Most Valuable Players
A Guide to Austin Stage Actors
Fri., Sept. 28, 2001
Ken Webster
On the scene since: 1977
MVP for: Subterranean Theatre Company, State Theater Company, Frontera
Recent Roles: Victor, House, Frontera, 2001, 1999; Brendan, The Weir, State Theater Co., 2000; Ghost of Christmas Present, A Christmas Carol, State, 1999; Richard, Hay Fever, State, 1998; various, Gross Indecency: The Three Trials of Oscar Wilde, State, 1999; Skunk/Kaden, As Bees in Honey Drown, State, 1999; Aram, Beast on the Moon, State, 1999; Aldo, Italian-American Reconciliation, STC, 1997.
Honors: Critics Table John Bustin Award for "conspicuous versatility," 1999; Payne & Critics Table nominations, House; Payne & Critics Table nominations, Beast on the Moon.

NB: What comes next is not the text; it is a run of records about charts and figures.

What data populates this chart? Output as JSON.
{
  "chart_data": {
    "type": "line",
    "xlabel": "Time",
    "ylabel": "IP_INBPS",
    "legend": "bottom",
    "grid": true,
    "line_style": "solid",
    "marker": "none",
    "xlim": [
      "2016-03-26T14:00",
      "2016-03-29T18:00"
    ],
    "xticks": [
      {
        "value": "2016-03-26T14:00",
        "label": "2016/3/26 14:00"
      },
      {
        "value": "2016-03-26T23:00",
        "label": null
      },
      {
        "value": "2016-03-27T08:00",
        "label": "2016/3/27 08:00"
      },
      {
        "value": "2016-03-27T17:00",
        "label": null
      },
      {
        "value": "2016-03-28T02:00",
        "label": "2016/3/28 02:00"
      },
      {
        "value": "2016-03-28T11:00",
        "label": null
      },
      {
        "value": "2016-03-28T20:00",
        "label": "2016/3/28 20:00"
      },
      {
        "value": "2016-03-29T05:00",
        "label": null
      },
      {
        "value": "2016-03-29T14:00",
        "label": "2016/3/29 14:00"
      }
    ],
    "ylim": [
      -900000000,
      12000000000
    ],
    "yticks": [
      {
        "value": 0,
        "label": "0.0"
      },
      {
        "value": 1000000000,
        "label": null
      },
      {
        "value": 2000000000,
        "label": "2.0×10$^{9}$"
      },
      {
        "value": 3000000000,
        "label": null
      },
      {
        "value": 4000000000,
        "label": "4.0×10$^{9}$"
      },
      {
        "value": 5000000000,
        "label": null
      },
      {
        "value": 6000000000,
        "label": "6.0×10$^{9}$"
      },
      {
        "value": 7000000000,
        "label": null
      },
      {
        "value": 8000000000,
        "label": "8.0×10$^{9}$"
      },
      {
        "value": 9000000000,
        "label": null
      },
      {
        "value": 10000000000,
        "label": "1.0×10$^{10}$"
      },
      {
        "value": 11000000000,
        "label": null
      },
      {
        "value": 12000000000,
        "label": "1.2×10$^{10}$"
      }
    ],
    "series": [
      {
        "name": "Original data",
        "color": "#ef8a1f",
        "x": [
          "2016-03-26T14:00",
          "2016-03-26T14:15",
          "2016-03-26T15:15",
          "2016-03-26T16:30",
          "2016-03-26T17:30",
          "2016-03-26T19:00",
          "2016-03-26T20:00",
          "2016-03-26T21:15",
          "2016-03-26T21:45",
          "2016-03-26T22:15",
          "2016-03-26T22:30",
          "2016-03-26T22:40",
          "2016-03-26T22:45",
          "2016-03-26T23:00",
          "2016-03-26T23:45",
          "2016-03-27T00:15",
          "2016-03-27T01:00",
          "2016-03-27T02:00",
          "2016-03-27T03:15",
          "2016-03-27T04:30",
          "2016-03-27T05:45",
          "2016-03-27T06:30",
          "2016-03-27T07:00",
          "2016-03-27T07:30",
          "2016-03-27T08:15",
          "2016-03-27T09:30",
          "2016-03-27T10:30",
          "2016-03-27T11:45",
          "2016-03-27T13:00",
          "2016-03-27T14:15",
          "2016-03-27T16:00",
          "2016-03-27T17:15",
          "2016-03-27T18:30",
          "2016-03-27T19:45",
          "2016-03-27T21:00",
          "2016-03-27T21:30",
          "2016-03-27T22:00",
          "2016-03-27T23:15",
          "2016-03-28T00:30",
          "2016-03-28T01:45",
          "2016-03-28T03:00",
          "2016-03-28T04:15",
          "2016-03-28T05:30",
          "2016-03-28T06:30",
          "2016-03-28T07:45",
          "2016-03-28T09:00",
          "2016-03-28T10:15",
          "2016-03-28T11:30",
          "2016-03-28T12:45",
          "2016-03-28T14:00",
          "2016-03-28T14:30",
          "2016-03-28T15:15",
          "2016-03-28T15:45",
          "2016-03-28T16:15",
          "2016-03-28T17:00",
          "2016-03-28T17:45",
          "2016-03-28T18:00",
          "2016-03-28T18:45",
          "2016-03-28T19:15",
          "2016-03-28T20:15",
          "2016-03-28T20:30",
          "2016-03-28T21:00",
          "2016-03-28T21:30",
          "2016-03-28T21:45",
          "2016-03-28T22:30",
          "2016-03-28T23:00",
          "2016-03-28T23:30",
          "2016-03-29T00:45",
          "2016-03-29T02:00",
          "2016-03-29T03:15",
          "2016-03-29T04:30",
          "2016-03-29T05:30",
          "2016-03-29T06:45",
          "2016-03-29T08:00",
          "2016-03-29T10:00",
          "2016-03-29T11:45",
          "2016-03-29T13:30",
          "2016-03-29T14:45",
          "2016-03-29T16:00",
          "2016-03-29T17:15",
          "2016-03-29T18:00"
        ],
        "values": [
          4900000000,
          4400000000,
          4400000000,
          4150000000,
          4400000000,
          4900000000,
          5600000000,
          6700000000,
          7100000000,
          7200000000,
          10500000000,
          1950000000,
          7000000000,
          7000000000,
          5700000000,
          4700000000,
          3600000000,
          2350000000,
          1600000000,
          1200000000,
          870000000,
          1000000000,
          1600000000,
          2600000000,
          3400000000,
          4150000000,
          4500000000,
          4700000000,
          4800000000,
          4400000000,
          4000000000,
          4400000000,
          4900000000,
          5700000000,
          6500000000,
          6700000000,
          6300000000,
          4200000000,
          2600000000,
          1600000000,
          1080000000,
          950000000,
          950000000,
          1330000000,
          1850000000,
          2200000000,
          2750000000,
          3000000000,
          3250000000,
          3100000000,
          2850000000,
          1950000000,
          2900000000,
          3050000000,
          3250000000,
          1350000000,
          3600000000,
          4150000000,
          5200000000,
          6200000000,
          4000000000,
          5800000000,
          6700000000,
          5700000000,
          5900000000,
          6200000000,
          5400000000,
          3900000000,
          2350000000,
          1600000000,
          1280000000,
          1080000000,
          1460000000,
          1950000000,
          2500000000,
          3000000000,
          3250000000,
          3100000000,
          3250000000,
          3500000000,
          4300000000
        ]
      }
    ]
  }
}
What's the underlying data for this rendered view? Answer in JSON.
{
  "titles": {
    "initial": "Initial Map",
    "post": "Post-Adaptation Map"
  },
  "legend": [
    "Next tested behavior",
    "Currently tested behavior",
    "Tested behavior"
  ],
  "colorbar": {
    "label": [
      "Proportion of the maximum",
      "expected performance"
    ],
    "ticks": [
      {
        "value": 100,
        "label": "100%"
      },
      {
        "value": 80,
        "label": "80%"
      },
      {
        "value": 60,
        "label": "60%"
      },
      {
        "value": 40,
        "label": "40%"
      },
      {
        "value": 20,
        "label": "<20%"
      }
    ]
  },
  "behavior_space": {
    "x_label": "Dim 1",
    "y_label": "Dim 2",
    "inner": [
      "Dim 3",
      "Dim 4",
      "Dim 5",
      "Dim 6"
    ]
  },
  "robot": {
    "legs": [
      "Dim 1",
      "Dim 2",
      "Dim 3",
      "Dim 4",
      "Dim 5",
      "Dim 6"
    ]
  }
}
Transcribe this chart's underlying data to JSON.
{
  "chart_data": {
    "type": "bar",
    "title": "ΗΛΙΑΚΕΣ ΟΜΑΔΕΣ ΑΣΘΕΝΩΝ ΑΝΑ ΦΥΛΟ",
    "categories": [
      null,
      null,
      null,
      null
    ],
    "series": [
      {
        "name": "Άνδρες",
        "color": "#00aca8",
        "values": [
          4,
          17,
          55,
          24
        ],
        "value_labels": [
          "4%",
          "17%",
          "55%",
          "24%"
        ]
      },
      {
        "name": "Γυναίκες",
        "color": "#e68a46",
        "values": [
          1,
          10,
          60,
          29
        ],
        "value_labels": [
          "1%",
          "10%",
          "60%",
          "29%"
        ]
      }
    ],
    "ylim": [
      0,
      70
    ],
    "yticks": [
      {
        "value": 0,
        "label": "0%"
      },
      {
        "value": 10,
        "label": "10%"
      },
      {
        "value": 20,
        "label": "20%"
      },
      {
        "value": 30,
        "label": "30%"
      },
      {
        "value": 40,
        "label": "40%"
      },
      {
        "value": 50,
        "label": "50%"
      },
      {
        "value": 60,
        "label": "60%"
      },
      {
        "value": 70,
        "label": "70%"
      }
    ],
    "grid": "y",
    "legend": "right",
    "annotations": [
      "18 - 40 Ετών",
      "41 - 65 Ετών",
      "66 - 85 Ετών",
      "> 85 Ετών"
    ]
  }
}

Yes, Webster's been doing this for quite some time, and getting better as he goes: no mean feat, since he started out so near the top of his formidable game. With his predilection for flinty, offbeat roles -- not to mention an entire theatre company (formerly Subterranean, now Hyde Park) of which he's el jefe grande -- the man has brought vividly to stage such memorable characters as House's Victor, perennial Beat icon Jack Kerouac, and the whole ranty crowd from Eric Bogosian's Sex, Drugs and Rock & Roll. It may be his years of work as a director (his other oft-worn hat) that has taught him how to fully inhabit a character, to make him come alive from the inside out rather than through a collection of quirks. Whatever brought those lessons, though, this workaholic craftsman has learned them all -- by heart as well as by mind.